AMICO-WL: an optimal filtering algorithm for galaxy cluster detections with weak lensing

TL;DR

AMICO-WL is an advanced optimal filtering algorithm designed for efficient and accurate detection of galaxy clusters through weak lensing signals, tailored for upcoming large-scale surveys like Euclid and LSST-Rubin.

Contribution

This work introduces AMICO-WL, a novel extension of the AMICO algorithm, optimized for weak lensing data with parallel processing and improved detection purity and completeness.

Findings

Doubles completeness from 6.5% to 13.0% with foreground removal.

Reduces spurious detections significantly.

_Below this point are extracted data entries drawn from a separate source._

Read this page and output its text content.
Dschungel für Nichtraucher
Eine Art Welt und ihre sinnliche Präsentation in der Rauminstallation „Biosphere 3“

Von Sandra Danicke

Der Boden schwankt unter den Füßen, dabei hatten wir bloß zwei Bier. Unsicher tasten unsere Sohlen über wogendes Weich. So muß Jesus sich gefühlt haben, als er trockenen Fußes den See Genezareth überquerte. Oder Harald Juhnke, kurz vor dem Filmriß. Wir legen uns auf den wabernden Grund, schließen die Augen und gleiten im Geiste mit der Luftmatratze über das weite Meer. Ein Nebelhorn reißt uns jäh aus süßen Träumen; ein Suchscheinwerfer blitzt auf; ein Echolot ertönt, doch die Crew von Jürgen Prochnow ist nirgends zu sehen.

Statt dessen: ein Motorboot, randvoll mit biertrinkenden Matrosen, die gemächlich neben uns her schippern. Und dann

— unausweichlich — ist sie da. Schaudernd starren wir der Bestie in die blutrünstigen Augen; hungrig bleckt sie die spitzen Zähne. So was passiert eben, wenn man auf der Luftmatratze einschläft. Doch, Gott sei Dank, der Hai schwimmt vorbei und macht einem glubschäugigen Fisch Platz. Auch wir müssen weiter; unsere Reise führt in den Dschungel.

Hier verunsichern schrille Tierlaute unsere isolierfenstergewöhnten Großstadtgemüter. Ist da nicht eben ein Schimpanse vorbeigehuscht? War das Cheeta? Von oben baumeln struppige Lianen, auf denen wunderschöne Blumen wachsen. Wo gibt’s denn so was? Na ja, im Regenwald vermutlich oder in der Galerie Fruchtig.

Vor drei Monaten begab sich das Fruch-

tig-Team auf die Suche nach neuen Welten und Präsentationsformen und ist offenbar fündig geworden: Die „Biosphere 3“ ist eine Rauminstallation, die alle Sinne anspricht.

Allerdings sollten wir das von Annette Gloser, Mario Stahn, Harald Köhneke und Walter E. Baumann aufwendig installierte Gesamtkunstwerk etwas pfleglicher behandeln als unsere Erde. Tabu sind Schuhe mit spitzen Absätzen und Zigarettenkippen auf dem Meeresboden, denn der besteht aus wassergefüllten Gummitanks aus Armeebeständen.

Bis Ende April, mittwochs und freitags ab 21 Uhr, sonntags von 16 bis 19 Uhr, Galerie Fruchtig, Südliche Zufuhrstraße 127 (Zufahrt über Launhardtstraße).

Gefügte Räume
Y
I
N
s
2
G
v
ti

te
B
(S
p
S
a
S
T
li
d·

Effective on Euclid-like mock galaxy catalogues.

Abstract

The detection of galaxy clusters, the most massive bounded structures in the universe, is crucial for cosmological analysis. Weak lensing signals allow us to track the distribution of all (dark and baryonic) matter regardless of its observable electromagnetic properties. Upcoming wide-field surveys like Euclid and LSST-Rubin will provide enhanced shape measurements of billions of background galaxies, presenting an unparalleled opportunity to detect galaxy clusters on a vast cosmic scale. The immense data volume generated by these surveys will require efficient and accurate analysis techniques. In this work, we introduce AMICO-WL, an extension of the optimal filtering algorithm implemented in AMICO, a well-tested code developed for optical cluster detection. AMICO-WL implements a specific linear optimal matched filter for weak lensing data in the AMICO infrastructure, using parallelisation and adding an efficient signal-to-noise ratio thresholding approach to set a desired sample purity and a cleaning procedure to deal with blended detections. The algorithm has been tested on a 25 deg$^2$ field of Euclid-like mock galaxy catalogue with the simulated shear signal produced using DUSTGRAIN-$pathfinder$ past-light-cones. We implemented a foreground removal procedure based on different cuts of low redshift galaxies from the input catalogue. To evaluate the performance of the method, we used an efficient matching procedure based on the 'blinking' of the simulation's individual redshift lensing planes. Cross-matching the AMICO-WL detections with the dark matter halo sample in the simulation having $M_{200} > 5 \times 10^{13}$ $M_{\odot}/h$ and considering a purity level of $\sim70\%$, the application of the foreground removal doubles the completeness from $6.5\%$ to $13.0\%$ and at the same time produces a significant decrease of spurious detections.